PALERMO – “La loro morte ci lascia nello sconforto, nel vuoto più assoluto, ma non si è trattato di incoscienza”. A dirlo è chi si è immerso tante volte con Giuseppe Migliore e Antonio Aloisio, che sa quanta esperienza i due sub avessero alle spalle. “Molti anni fa, quando cominciai a fare immersioni, il popolo dei subacquei era ancora costituito da un numero esiguo di appassionati. Ancora non esistevano i diving e la didattica era esclusiva della Fips. Io e altri quattro giovani subacquei decidemmo di fondare un’associazione che divulgasse le bellezze del mondo sottomarino”.

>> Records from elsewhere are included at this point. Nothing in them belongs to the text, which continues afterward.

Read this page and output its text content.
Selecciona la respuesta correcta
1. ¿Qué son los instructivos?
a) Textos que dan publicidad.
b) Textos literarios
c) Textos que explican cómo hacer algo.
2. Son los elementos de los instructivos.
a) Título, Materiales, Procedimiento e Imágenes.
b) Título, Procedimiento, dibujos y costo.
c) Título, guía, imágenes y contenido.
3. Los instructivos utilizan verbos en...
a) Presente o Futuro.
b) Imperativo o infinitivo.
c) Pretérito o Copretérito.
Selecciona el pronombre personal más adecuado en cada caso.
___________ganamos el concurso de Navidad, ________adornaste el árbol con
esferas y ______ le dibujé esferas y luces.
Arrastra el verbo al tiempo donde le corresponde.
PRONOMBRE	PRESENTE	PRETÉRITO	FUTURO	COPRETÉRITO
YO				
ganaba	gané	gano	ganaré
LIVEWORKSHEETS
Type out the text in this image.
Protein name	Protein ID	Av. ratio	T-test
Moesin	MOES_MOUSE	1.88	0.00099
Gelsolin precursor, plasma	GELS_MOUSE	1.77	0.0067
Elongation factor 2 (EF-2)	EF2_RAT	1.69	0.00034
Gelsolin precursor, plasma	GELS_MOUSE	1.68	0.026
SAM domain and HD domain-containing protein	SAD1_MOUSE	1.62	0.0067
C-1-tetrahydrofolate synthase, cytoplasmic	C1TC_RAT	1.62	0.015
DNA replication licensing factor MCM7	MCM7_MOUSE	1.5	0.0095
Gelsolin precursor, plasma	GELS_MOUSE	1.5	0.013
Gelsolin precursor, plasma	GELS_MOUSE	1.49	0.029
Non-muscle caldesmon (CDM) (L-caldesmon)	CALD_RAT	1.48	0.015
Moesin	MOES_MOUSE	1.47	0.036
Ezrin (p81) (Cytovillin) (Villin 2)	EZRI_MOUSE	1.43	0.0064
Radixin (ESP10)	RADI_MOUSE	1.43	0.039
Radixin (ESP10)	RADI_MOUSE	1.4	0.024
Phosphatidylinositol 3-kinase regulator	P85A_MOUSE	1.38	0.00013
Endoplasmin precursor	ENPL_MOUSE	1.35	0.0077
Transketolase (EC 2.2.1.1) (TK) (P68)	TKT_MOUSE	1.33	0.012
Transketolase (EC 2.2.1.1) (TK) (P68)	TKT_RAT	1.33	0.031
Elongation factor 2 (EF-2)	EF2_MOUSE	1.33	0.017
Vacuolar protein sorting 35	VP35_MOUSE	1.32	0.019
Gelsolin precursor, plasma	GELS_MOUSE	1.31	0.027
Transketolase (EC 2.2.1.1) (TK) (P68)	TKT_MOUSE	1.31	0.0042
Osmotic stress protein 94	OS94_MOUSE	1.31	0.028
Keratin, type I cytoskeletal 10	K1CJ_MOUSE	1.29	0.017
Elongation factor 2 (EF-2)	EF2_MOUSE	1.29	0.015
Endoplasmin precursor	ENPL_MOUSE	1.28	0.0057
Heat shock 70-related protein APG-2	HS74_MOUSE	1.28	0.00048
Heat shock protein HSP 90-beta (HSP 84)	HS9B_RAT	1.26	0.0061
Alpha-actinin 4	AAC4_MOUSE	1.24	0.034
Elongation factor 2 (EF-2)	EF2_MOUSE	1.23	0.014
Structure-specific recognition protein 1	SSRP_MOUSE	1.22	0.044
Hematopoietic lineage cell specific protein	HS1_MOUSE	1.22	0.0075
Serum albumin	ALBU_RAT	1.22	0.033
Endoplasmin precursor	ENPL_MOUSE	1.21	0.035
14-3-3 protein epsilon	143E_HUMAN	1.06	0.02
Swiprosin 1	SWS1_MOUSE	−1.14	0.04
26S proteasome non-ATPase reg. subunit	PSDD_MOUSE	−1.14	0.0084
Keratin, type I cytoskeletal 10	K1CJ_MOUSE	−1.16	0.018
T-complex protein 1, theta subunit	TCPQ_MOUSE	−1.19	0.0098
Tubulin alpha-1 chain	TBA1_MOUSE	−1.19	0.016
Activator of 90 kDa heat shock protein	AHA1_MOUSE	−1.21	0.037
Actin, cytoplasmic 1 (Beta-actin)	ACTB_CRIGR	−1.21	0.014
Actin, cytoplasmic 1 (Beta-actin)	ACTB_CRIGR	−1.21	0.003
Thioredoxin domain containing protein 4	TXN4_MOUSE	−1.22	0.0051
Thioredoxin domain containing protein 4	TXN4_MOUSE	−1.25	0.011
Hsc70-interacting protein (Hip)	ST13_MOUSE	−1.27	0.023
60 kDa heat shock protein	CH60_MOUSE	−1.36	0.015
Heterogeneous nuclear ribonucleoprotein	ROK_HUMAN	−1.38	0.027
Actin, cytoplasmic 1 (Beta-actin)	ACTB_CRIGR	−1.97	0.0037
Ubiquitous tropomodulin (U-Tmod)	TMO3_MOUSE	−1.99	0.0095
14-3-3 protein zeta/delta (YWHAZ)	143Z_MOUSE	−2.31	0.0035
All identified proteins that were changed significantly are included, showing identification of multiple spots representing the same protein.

Sono le parole di Francesco Genchi, titolare del noto negozio di articoli sportivi e subacquei nel centro a Palermo. Era uno dei migliore amici di Giuseppe Migliore e Antonio Aloisio, i due sub morti in mare cinque giorni fa ad Isola delle Femmine e con loro aveva affrontato varie missioni. “Ci ispiravamo alle parole del grande Duilio Marcante – dice – che definiva i subacquei appartenenti alla “tribù delle rocce, una tribù di uomini scuri di pelle ma dall’animo semplice”. Eravamo giovani ma sin da subito la nostra associazione crebbe di numero di appassionati costituendo un incredibile campionario di umanità in cui si mescolavano ingegneri, dottori e avvocati con operai, impiegati e giovani studenti tutti uniti dal grande amore per il mare e dall’entusiasmo per l’esplorazione sottomarina”.
“Questo spirito ci ha sempre accompagnato. In questi lunghi anni di attività – prosegue Genchi – abbiamo perso molti amici che hanno trovato in fondo al mare il loro destino, abbiamo pianto e ancora li ricordiamo nei nostri incontri ma sapevamo e sappiamo che il rischio e l’incidente sono sempre dietro la porta e che l’esempio dei nostri amici caduti in mare ci spinge a sempre nuove regole per la sicurezza in immersione. Adesso la subacquea è affidata per il 90 per cento ai diving che portano in mare migliaia di sub in piena sicurezza, con istruttori validi e guide professionali, coperti da assicurazioni contro eventuali incidenti. Rimane ancora quel dieci per cento legato alla vecchia maniera di fare immersioni, gente del “popolo delle rocce” schivo e solitario, che non frequenta i social ma continua a immergersi per cercare, scoprire e conoscere sempre luoghi nuovi del sesto continente e a volte lasciandoci anche la vita ben sapendo che se c’è un posto nel quale volere morire è proprio lì in fondo al mare. Antonio e Giuseppe erano due bravi subacquei che appartenevano a quel dieci per cento di vecchi sub, erano i miei compagni di immersioni e condividevamo lo studio, la ricerca e le immersioni con lo spirito di chi affronta il mare e i suoi rischi per scoprire le meraviglie dei suoi fondali. Alla notizia della loro scomparsa ho letto centinaia di commenti sui social: chi dava lezioni di subacquea, chi si inorridiva, chi piangeva e chi condannava. Tutto ciò non appartiene alla “tribù delle rocce” di Giuseppe e di Antonio – conclude – che in questo momento, ne sono sicuro, saranno insieme in altri mari a fare splendide immersioni”.
Per accertare cosa sia accaduto bisognerà ancora attendere gli esami istologici e tossicologici, ma in base ai primi esami, Migliore sarebbe morto per annegamento, Aloisio per una embolia gassosa, dovuta probabilmente alla risalita veloce. “Erano legatissimi – aggiunge un altro amico – non si può escludere che Antonio abbia tentato di salvare Giuseppe, che potrebbe essere finito a quella profondità per un malore, e ciò spiegherebbe perché le sue bombole erano ancora piene. Nessuno deve giudicare, né parlare di incoscienza o imprudenza: erano due sub esperti, sapevano che dovevano immergersi in sicurezza e che non potevano raggiungere quella profondità senza trimix. Padri di famiglia che amavano il mare e che mai avrebbero messo a repentaglio la propria vita. Giuseppe – aggiunge l’amico – diceva sempre che Antonio doveva immergersi con lui, perché l’avrebbe sempre aiutato in caso di difficoltà, avendo qualche anno in più di esperienza. Forse è successo il contrario, ma di certo non avevano intenzione di spingersi oltre le loro possibilità e l’uno avrebbe dato la vita per l’altro. A noi resta un dolore immenso, con la speranza che le indagini riescano a ricostruire cosa è accaduto in quei terribili venti minuti”.